Il "ripescaggio": chi non riceve l'incarico non è più rinunciatario
La novità che cambia la logica del sistema è il nuovo algoritmo. Negli anni passati, chi al proprio turno non trovava posto sulle sedi indicate veniva trattato come rinunciatario. Da quest'anno, secondo quanto riportato dalla FLC CGIL, gli aspiranti che non ottengono alcun incarico per indisponibilità sulle sedi prescelte non sono più considerati rinunciatari e possono partecipare ai turni di nomina successivi in relazione alle preferenze espresse.
Attenzione però: il ripescaggio vale per chi non riceve l'incarico, non per chi lo rifiuta. Chi rinuncia a una supplenza effettivamente assegnata o non assume servizio nei termini resta escluso dalle ulteriori fasi di attribuzione per tutto il periodo di validità delle graduatorie.
Perché le 150 preferenze vanno compilate con prudenza
Le 150 preferenze sono complessive, cioè distribuite tra tutte le classi di concorso e tipologie di posto per cui si è inseriti in graduatoria. La mancata indicazione di alcune sedi, classi o tipologie costituisce essa stessa rinuncia, limitatamente alle preferenze non espresse.

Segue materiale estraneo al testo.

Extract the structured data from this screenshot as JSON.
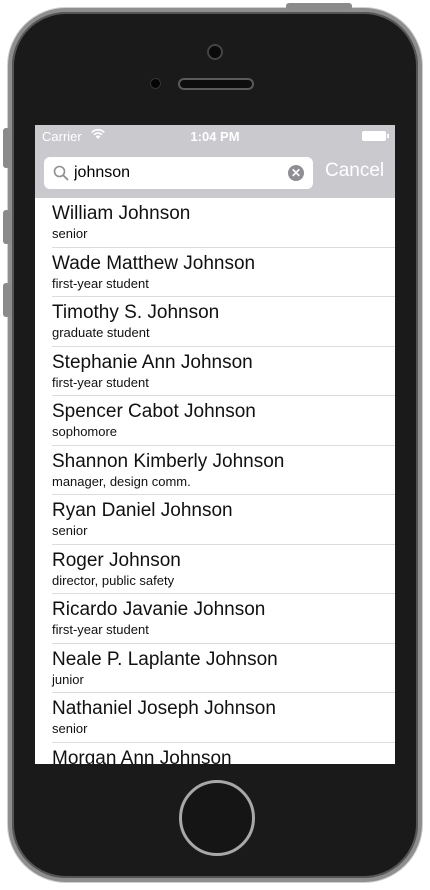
{
  "status_bar": {
    "carrier": "Carrier",
    "time": "1:04 PM"
  },
  "search": {
    "query": "johnson",
    "cancel_label": "Cancel"
  },
  "results": [
    {
      "name": "William Johnson",
      "role": "senior"
    },
    {
      "name": "Wade Matthew Johnson",
      "role": "first-year student"
    },
    {
      "name": "Timothy S. Johnson",
      "role": "graduate student"
    },
    {
      "name": "Stephanie Ann Johnson",
      "role": "first-year student"
    },
    {
      "name": "Spencer Cabot Johnson",
      "role": "sophomore"
    },
    {
      "name": "Shannon Kimberly Johnson",
      "role": "manager, design comm."
    },
    {
      "name": "Ryan Daniel Johnson",
      "role": "senior"
    },
    {
      "name": "Roger Johnson",
      "role": "director, public safety"
    },
    {
      "name": "Ricardo Javanie Johnson",
      "role": "first-year student"
    },
    {
      "name": "Neale P. Laplante Johnson",
      "role": "junior"
    },
    {
      "name": "Nathaniel Joseph Johnson",
      "role": "senior"
    },
    {
      "name": "Morgan Ann Johnson",
      "role": ""
    }
  ],
  "icons": {
    "wifi": "wifi-icon",
    "battery": "battery-icon",
    "search": "search-icon",
    "clear": "clear-icon"
  },
  "colors": {
    "header_background": "#c9c9ce",
    "phone_body": "#1a1a1a"
  }
}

La conseguenza pratica è chiara: conviene indicare solo scuole, comuni, distretti o l'intera provincia per cui si è realmente disponibili ad accettare la nomina. Inserire una sede "tanto per allargare le possibilità" e poi rifiutarla quando arriva l'assegnazione fa scattare la sanzione.
Quando e dove si presenta la domanda
La domanda si presenta tramite Istanze Online (POLIS), sezione "Informatizzazione nomine supplenze". Le indicazioni operative sono contenute nella Circolare Ministeriale n. 11814 del 6 maggio 2026.
- 16 luglio 2026 (ore 14:00) – 29 luglio 2026 (ore 14:00): scelta delle 150 sedi per supplenze al 31 agosto e 30 giugno e domanda per il ruolo da GPS I fascia sostegno.
- Entro le ore 10:00 del 14 agosto 2026: pubblicazione delle sedi vacanti da parte degli USR per la fase interprovinciale.
- 14 agosto (ore 14:00) – 18 agosto 2026 (ore 12:00): fase interprovinciale per i posti residui.
- Entro 5 giorni dall'assegnazione: accettazione espressa della sede, a pena di decadenza.
Nella fase interprovinciale la preclusione a ulteriori supplenze opera anche in caso di rinuncia: una volta assegnata una provincia diversa da quella di inserimento, non si possono più ottenere altri incarichi per l'anno scolastico.
Riepilogo delle sanzioni per tipo di condotta
| Condotta | Graduatoria | Effetto |
|---|---|---|
| Mancata domanda 150 preferenze | GPS e istituto | Cancellazione per il biennio 2026/28 |
| Rinuncia / mancata presa di servizio | GAE-GPS | Niente supplenze al 31/8 e 30/6 per il biennio; restano le brevi |
| Abbandono dopo presa di servizio | Tutte (GAE, GPS, istituto) | Esclusione da ogni supplenza per il biennio |
| Mancata accettazione sede entro 5 giorni | GAE-GPS | Decadenza, trattata come rinuncia |
Cosa fare adesso
- Verifica di aver già presentato (entro il 16 marzo) la domanda di inserimento, aggiornamento o permanenza in GPS: senza quella, e senza la scelta delle 150 sedi, scatta la cancellazione dal biennio.
- Prepara per tempo l'elenco delle sedi realmente accettabili, evitando preferenze che potrebbero portarti a una proposta che non sei disposto a onorare.
- Tieni a portata di mano le credenziali SPID/CIE per accedere a POLIS già dal 16 luglio.
- Se hai dubbi su tipologia di posto, grado o classe di concorso, chiarisci prima di inviare: correggere dopo è difficile, e l'assegnazione dell'incarico non è soggetta a rifacimento.
Date da ricordare
- 16–29 luglio 2026: domanda 150 preferenze su POLIS.
- 14 agosto 2026: pubblicazione sedi vacanti per la fase interprovinciale.
- 14–18 agosto 2026: fase interprovinciale.
- 31 dicembre 2026: termine prorogato per la procedura straordinaria di immissione in ruolo da GPS I fascia sostegno.